Salutations, J’ai eu du mal à croire en préparant (sommairement, je vous rassure) ce billet que c’était il y a six ans déjà …

« Funeral » est arrivé et comme c’est souvent le cas il a, quasiment immédiatement, divisé l’intelligentsia culturelle mondiale : chef-d’œuvre ou sous-merde ? Apparemment, il ne pouvait être que l’un ou l’autre…

Comme j’aime faire à part des autres, pour moi, Le premier LP des « Arcade Fire » n’était ni l’un…ni l’autre. Je suis resté insensible à ses sirènes pendant des mois et je dois bien avouer que, quand je me suis enfin décidé à lui prêter l’oreille, je n’étais pas prêt à le taxer de ‘sous-merde’ mais, ce que j’ai entendu n’a certainement pas changé mon horizon musicale…Le temps et les écoutes ont fait leur œuvre et même si ce n’est pas encore aujourd’hui que vous me verrez l’ériger au rang de miracle sonore, Il reste quand même parmi ce que j’ai entendu de meilleur sur la décennie

Ceci étant dit, je n’aurais pas aimé être Win Butler au moment d’accoucher de son successeur…

Bizarrement (ou pas) « Neon Bible » (sortis 3 ans plus tard) n’a réussi qu’a agrandir le fossé entre les sceptiques et les conquis et, de mon coté, j’ai mis encore plus de temps à me résoudre à me forger un avis…

Si je vous parle de ses prédécesseurs c’est pour mieux dire que « The Suburbs » (2010) m’a enfin permis de me faire une opinion sur ces deux opus et leurs auteurs.Je peux dire aujourd’hui qui je préfère largement le premier effort au deuxième (chose que je n’aurais pas été capable de faire la semaine passée) « Neon Bible » à un coté froid et grandiloquent qui le rend un tantinet inaccessible émotionnellement à mon goût (Ne criez pas à l’hérésie, ne me faites pas dire ce que je n’ai pas dis, cela reste un album très largement au dessus de la moyenne)Je ne sais pas comment les différents camps que divise ‘AC’ vont réagir à « The Suburbs », mais je dois avouer que, cette fois ci, je suis, pour ma part, conquis et convaincu. Le combo Québeco-Texano Canadien n’est peut-être pas (encore) un grand groupe mais il en a en tout cas l’étoffe

« La Banlieue » donc, là où le club des 7 (incluant, faut-il le rappeler, un couple et une fratrie) était encore une fois attendu au tournant.
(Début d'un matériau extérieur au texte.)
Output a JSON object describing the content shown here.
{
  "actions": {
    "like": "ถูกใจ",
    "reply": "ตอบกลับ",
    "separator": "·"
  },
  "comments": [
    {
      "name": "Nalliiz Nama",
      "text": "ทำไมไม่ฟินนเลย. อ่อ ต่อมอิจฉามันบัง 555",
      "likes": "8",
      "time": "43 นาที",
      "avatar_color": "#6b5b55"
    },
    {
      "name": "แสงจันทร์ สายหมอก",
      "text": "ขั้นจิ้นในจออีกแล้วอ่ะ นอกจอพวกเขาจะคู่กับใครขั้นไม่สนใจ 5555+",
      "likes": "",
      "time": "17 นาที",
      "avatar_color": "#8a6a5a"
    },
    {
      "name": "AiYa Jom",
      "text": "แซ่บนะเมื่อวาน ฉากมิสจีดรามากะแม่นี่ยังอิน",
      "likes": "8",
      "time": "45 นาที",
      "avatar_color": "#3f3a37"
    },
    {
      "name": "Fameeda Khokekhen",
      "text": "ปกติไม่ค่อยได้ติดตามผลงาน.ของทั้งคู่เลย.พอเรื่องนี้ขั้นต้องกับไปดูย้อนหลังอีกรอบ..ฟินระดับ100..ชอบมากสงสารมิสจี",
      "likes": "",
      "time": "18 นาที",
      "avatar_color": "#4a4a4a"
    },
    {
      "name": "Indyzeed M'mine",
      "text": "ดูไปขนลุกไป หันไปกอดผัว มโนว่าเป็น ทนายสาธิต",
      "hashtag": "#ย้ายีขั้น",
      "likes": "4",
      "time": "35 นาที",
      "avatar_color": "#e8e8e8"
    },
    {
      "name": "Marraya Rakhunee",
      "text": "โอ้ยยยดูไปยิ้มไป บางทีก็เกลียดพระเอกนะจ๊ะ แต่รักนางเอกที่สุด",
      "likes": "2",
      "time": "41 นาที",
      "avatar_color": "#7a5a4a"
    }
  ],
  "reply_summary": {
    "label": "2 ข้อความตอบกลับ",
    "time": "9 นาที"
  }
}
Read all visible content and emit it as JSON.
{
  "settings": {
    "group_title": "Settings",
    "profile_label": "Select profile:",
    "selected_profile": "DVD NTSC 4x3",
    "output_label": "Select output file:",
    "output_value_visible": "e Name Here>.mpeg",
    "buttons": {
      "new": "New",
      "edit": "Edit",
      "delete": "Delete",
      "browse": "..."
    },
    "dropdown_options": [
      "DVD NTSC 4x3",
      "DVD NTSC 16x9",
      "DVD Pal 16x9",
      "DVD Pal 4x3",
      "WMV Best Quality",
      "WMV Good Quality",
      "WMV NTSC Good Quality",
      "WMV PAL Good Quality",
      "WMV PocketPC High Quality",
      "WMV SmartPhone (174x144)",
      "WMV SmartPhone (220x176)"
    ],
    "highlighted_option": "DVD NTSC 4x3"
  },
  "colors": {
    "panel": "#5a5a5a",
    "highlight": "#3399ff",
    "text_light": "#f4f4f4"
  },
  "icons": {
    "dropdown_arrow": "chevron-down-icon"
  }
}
(de façon plus assumée que ses prédécesseurs) « The Suburbs » est un album à thème, et sa grande réussite est de ne jamais laisser le dénominateur commun étouffer l’album. Chaque plage est prétexte à une exploration d’une des facettes du sujet par un retour dans le temps (très bien illustré sur la pochette) et le LP forme un tout cohérent qui est fait pour être écouté de bout en bout SANS, pour autant, qu’une chanson, sortie de son contexte, perde en qualité (ce qui n’est pas le cas, par exemple, sur l’excellent « The Hazards of Love » des « Decemberists »)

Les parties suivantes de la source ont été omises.